Le personnage de Limonov que Kirill Serebrennikov construit dans son film est plus l’idée qu’il s’en fait que son modèle réel. La vaste épopée qu’il raconte est d’abord visuelle, travail poussé de l’image et trouvailles techniques intéressantes. Le cinéaste ne cherche d’ailleurs pas à entrer dans la psychologie. Un film brillant mais sans réelle profondeur.

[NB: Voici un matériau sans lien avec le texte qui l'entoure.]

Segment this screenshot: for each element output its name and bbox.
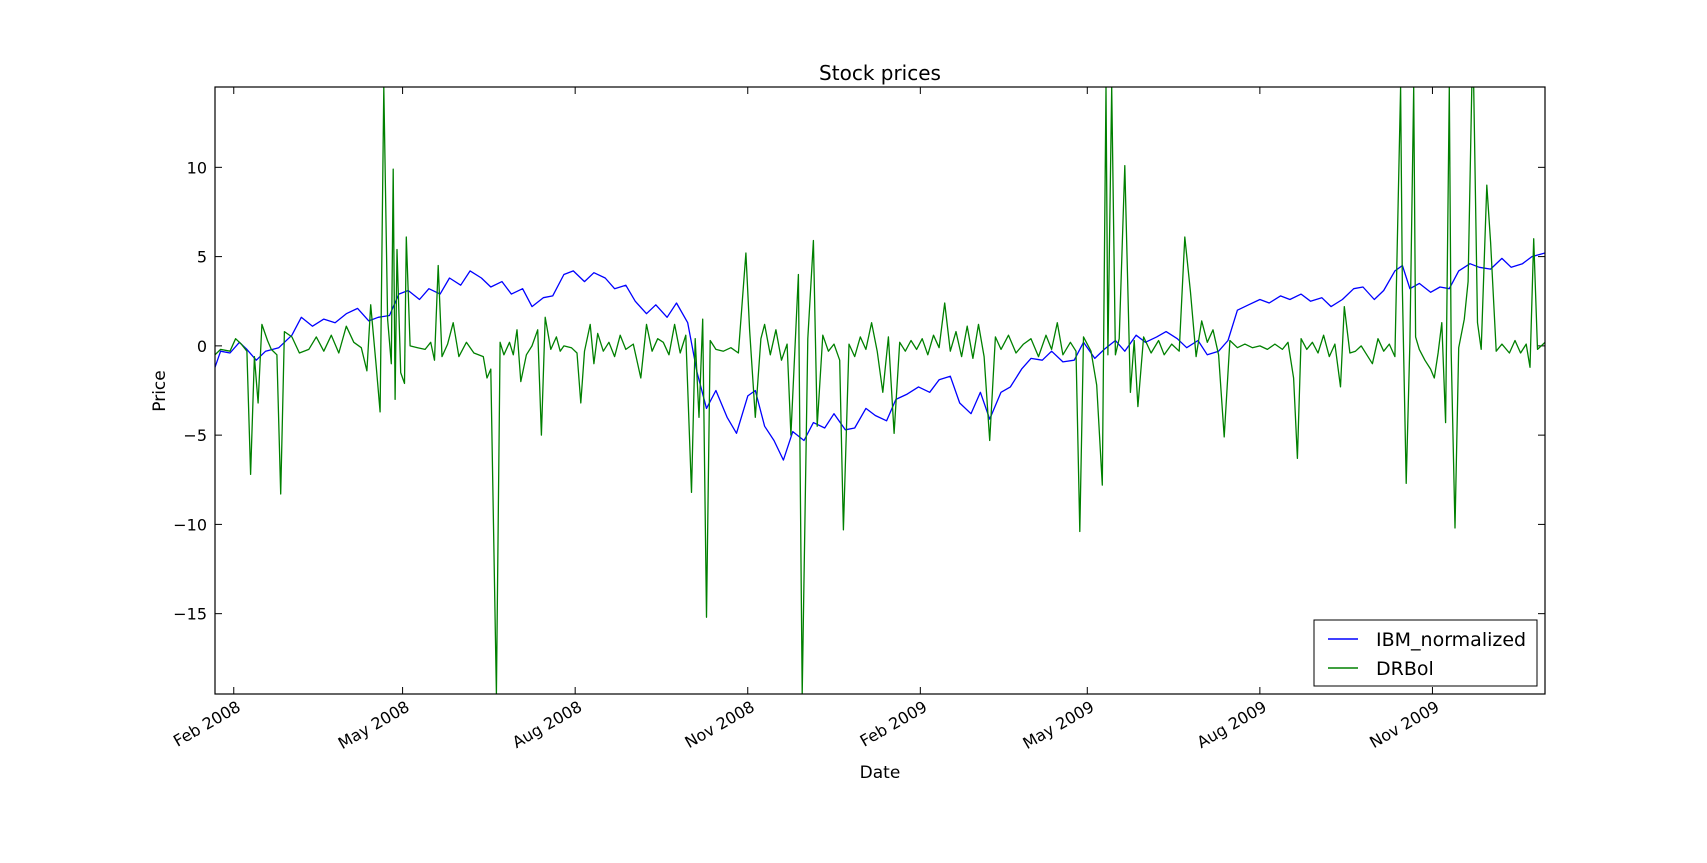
x-tick-label: May 2009 [1019, 697, 1097, 753]
y-tick-label: −5 [183, 426, 207, 445]
chart-title: Stock prices [819, 61, 941, 85]
y-tick-label: 10 [187, 158, 207, 177]
legend-box [1313, 619, 1538, 687]
y-axis-ticks: 10 5 0 −5 −10 −15 [173, 158, 1545, 624]
legend: IBM_normalized DRBol [1313, 619, 1538, 687]
legend-label: DRBol [1376, 658, 1434, 680]
y-tick-label: −10 [173, 515, 207, 534]
x-tick-label: Aug 2009 [1194, 697, 1270, 752]
x-tick-label: Nov 2008 [682, 697, 758, 752]
legend-label: IBM_normalized [1376, 629, 1526, 651]
x-tick-label: Feb 2008 [170, 697, 244, 751]
y-axis-label: Price [150, 370, 170, 411]
y-tick-label: 5 [197, 248, 207, 267]
y-tick-label: −15 [173, 605, 207, 624]
plot-frame [214, 86, 1546, 695]
x-axis-label: Date [860, 763, 901, 783]
series-layer [215, 87, 1545, 694]
series-line-ibm-normalized [215, 252, 1545, 461]
x-tick-label: Feb 2009 [857, 697, 931, 751]
x-tick-label: May 2008 [335, 697, 413, 753]
series-line-drbol [215, 87, 1545, 694]
y-tick-label: 0 [197, 337, 207, 356]
x-tick-label: Aug 2008 [509, 697, 585, 752]
x-tick-label: Nov 2009 [1366, 697, 1442, 752]
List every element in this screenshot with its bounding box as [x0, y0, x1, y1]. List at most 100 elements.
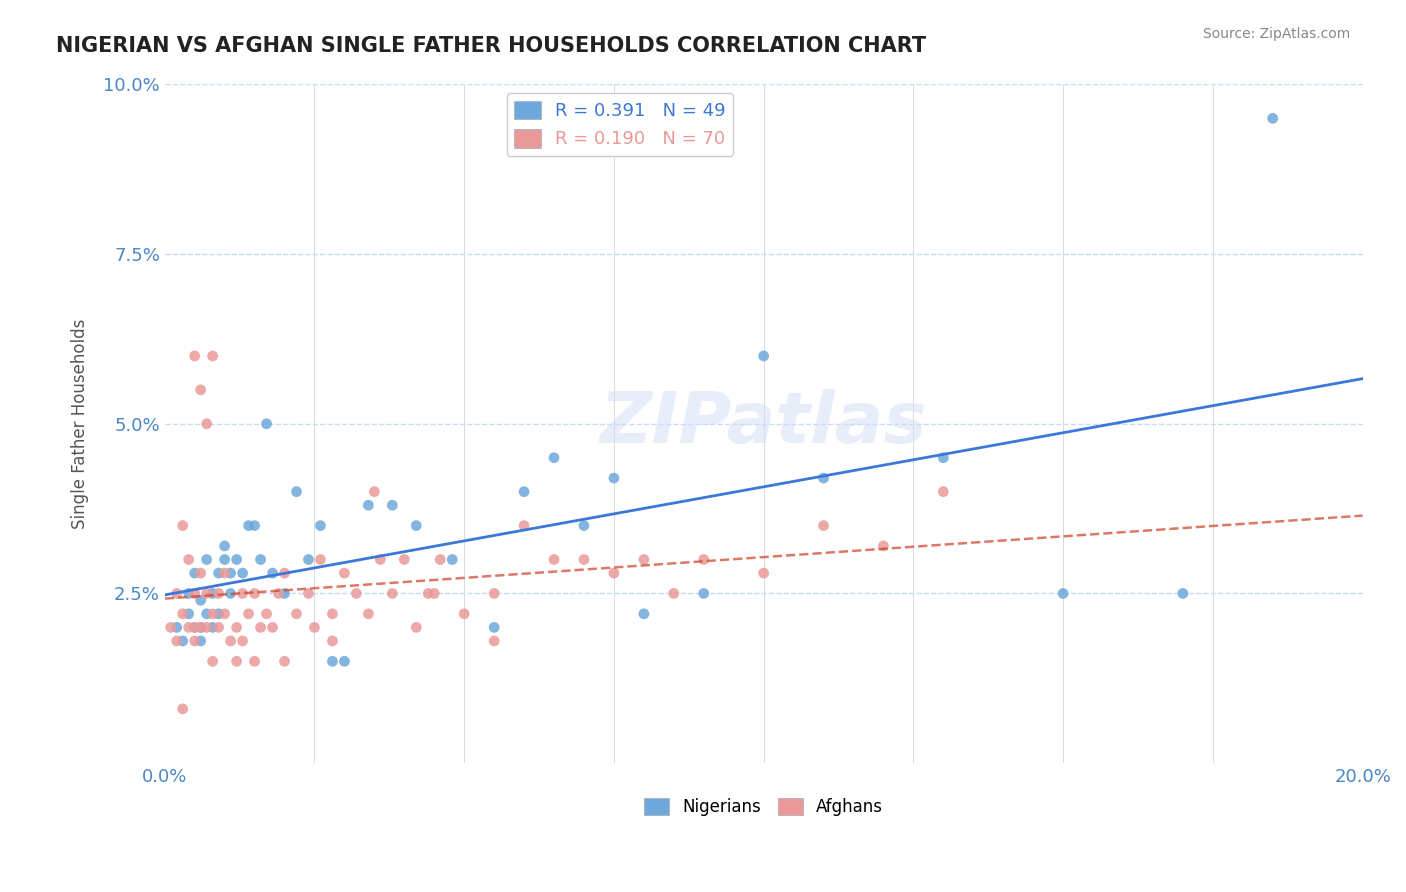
- Point: [195, 620, 218, 634]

Limonov et son amie Elena. Photo Andrejs Strokins
Par Bernard Cassat.
On est loin d’un biopic. En suivant le personnage d’Edouard Limonov, de Kharkov dans sa jeunesse à Kharkov où il retourne vers la cinquantaine, Kirill Serebrennikov nous entraine dans une virevoltante équipée d’un homme se dressant contre tout, sorte d’anarchiste antisoviétique comme anticapitaliste, qui finit mal, au milieu d’une bande de nationalistes russes qu’il a rassemblés, fascistes déclarés et voyous manifestes. Les scénaristes se sont basés sur le livre d’Emmanuel Carrère, prix Renaudot en 2011. Carrère est d’ailleurs, dans le film, dans une scène étrange de discussion « politique » avec Limonov.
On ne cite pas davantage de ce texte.